Well, given that it’s me, you may not want to admit that. :wink:

I haven’t seen your response in the other thread yet, though I think I posted to it. I’ll check it out though.

-XT

Whoops!

It is in the post just above yours. :smack:

I get so confused…

How well embedded is this North Korean artillery? Because it strikes me this is exactly the type of conflict the US Military was designed for (and obviously it is precisley the conflict that the ROK Military was designed for). Hasn’t the whole point been to develop technologically superior ways of eliminating larger, lower tech mechanized forces? Even going back to the cold war, wasn’t Soviet reliance on artillery built in, and countered with airborne weapons?

Most of the weight in an artillery shell is inert steel. The actual explosive charge is surprisingly small.

122mm howitzer: shell weight= 21.76 kg, warhead= 3.675 kg

Possible Scenario:

Step 1: NK lights up its arty, and starts hitting Seoul.
Step 2: Cruise missiles from the US, plus SK stationed counter battery, starts slapping down every NK arty site. US and SK airpower launching from SK, Japan (Misawa AFB, Okinawa, bombers from Kansas) begin hitting everything in sight as well. US Naval bomarbment hits. US boomer subs in the area, along with our guided missile cruisers start dropping bomblets everywhere. Some of this triggers immediately (I am sure that we have some subs off shore already), some will take up to 24 hours (not sure how long it would take SAC to have bombers over NK).
Step 3: NK tries to invade, and all of those lovely landmines that have been put in place over the past few decades get tested.

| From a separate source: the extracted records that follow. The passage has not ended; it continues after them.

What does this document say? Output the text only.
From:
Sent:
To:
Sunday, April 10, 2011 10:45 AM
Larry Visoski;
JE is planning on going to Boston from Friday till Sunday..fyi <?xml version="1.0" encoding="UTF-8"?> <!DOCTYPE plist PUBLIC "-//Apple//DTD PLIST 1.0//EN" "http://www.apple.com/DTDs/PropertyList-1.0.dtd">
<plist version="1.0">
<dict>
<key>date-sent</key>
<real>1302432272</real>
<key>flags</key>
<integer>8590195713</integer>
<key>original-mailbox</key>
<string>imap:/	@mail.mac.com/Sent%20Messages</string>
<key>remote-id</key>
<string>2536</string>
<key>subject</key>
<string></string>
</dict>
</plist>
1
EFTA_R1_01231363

I doubt much would get through intact, however. Those fields of death were put in place specifically to stop a NK invasion. Any attempt to invade by sea would be sunk.

Result: Seoul is trashed beyond belief, the level of destruction dependent only on how quickly counter battery operations can commence. NK is pounded into dust as well, but functionally ceases to exist (think Afghanistan style bombing). China and the US determine who will occupy to rebuild, and whether the reunification starts now, or after we have spent a few trillion rebuilding both nations.

Oh - and we would finally get the Pueblo back.

My understanding is that a lot of the fixed artillery is in a series of hardened concrete fortifications…sort of like a fucked up lunatics concept of the Maginot line on steroids. They also have air craft launching capabilities and staging and logistics (underground rail roads and such) out of these same fortifications.

I have no idea how they would stand up to US air attacks (they also have a huge number of air defenses, but no idea how modern or capable they are in today’s terms). They would probably be a royal bitch to dig out and would make an attempt at a preemptive strike difficult. However, once the NK’s emerge to go on the offensive they’d be toast.